Electrospray ionization has become the ionization technique of choice for analyzing non-covalent complexes by mass spectrometry. A 7T actively shielded Fourier Transform Ion Cyclotron Resonance mass spectrometer (FTICR-MS) will be used to generate and analyze the ribosome complexes. This instrument, which is capable of very high resolution and mass accuracy, has been modified specifically for non-covalent complexes. (We are in the process of applying for a Q-TOF type instrument, which is most widely used for non-covalent complexes and are currently discussing a gift of this instrument from Micromass-Waters.) A newly acquired nano-spray source for the FTICR-MS will also allow us to analyze very low concentrations of these complexes. Additionally, implementation of various dissociation methods (SORI-CID and IRMPD) will provide a mechanism for dissociating the complex and/or its component proteins to obtain additional information such as dissociation constants between the ribosome and IRES and/or between various protein-protein aggregates.

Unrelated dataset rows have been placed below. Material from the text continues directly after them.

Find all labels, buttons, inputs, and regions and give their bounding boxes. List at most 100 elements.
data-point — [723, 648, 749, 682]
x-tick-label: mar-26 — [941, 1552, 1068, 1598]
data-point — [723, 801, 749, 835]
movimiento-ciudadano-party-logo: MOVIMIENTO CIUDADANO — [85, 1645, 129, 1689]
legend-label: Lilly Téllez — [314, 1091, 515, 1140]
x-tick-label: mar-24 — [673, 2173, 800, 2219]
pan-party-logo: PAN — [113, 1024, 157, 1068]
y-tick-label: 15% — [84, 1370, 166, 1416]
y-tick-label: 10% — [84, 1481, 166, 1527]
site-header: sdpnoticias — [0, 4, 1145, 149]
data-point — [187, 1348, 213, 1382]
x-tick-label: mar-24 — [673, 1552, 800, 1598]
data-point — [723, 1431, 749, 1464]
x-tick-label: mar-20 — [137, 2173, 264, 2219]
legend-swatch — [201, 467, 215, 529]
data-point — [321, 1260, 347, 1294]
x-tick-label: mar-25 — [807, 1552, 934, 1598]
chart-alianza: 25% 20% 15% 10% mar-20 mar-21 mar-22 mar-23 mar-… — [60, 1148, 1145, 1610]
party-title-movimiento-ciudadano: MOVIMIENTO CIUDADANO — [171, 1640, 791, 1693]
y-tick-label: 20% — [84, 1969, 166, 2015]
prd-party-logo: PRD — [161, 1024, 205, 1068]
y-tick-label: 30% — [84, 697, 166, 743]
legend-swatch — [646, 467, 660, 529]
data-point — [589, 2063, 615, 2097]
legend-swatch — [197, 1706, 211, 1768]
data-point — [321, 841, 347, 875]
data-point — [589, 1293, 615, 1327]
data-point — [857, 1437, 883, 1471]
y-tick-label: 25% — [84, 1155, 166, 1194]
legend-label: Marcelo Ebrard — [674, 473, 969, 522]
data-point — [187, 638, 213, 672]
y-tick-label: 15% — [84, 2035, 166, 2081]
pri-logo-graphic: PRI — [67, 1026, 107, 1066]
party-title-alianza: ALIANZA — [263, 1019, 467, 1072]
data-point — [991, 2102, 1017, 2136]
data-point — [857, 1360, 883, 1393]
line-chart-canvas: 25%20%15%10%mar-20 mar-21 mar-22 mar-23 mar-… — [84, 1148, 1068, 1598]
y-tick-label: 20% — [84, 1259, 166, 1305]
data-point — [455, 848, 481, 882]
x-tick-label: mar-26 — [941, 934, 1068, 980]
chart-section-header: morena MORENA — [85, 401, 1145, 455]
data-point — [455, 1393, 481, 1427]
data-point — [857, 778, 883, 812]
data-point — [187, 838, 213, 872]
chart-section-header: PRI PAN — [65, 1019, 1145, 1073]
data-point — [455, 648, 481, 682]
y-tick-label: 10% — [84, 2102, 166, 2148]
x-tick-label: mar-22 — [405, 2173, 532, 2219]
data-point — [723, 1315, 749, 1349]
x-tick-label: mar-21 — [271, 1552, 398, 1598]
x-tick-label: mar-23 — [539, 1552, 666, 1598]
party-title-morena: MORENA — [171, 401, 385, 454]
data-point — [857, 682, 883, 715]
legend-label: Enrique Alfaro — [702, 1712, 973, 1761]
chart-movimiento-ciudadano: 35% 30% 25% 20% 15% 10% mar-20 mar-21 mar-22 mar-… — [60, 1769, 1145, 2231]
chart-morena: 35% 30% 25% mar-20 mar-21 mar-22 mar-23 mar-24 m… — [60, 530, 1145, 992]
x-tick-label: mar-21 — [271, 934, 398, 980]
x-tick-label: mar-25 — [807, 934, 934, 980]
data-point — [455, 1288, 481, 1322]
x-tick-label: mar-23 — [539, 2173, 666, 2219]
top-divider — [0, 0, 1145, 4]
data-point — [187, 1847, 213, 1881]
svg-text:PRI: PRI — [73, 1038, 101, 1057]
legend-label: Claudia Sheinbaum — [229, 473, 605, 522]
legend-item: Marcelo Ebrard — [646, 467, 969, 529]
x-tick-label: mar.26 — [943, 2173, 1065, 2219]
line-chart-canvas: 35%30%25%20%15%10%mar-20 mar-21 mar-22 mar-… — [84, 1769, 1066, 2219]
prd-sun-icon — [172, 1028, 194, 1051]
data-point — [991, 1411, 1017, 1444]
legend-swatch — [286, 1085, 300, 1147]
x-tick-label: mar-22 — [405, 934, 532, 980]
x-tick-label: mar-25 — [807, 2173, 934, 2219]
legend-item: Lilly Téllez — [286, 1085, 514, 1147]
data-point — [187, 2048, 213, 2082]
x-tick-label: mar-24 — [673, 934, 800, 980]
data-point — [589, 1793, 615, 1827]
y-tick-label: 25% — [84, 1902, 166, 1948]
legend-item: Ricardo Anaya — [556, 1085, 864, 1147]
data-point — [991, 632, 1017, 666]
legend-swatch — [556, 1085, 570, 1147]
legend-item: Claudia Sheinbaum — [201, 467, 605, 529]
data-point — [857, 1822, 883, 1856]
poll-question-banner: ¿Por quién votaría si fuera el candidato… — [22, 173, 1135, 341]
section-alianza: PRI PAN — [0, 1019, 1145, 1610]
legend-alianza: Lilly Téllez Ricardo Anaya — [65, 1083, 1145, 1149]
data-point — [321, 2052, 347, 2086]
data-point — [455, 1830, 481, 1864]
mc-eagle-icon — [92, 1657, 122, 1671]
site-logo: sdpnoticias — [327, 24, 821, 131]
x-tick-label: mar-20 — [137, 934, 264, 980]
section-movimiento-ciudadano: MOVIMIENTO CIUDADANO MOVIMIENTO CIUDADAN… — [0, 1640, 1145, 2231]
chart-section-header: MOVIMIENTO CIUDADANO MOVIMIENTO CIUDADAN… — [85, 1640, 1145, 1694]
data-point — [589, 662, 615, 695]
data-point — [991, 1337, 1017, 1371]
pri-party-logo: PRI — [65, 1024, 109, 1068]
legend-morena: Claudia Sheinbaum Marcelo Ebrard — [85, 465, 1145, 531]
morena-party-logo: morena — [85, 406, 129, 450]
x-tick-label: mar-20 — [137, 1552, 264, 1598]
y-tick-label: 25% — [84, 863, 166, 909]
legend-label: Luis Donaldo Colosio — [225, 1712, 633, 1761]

Pliminary experiments have begun which involve denaturing human 40 S ribosomes and analyzing the constituent proteins by LC-ESI-FTICR mass spectrometry. Data thus far collected indicate that of 20 proteins detected, all have been identified and in 8 cases we have detected various post-translational modifications. The ability to obtain high resolution accurate mass data has been critical for identifying these component proteins of the ribosome. Investigation and development of mass spectrometric methods specific to analysis of ribosome-IRES complexes will provide the scientific community with an important tool that can be used to answer many more complex questions in structural biology.

The results of this project will be significant in several ways. First, a molecular understanding of IRES RNA - ribosome interactions will illuminate the mechanism of IRES-mediated ribosome recruitment, a critical aspect of infection by many viruses. Furthermore, a comprehensive understanding of human ribosome composition and subtypes is key to a detailed understanding of the control of gene expression at the level of translation. Finally, technology developed in the course of this project will be valuable to the study of many macromolecular complexes that play central roles in the control of gene expression. We plan to extend the scope of this project to encompass a research effort targeting complexes that control translation in human cells, and will make available technology resources that will be of broad benefit to the bioanalytical community. (Funding for this project is pending).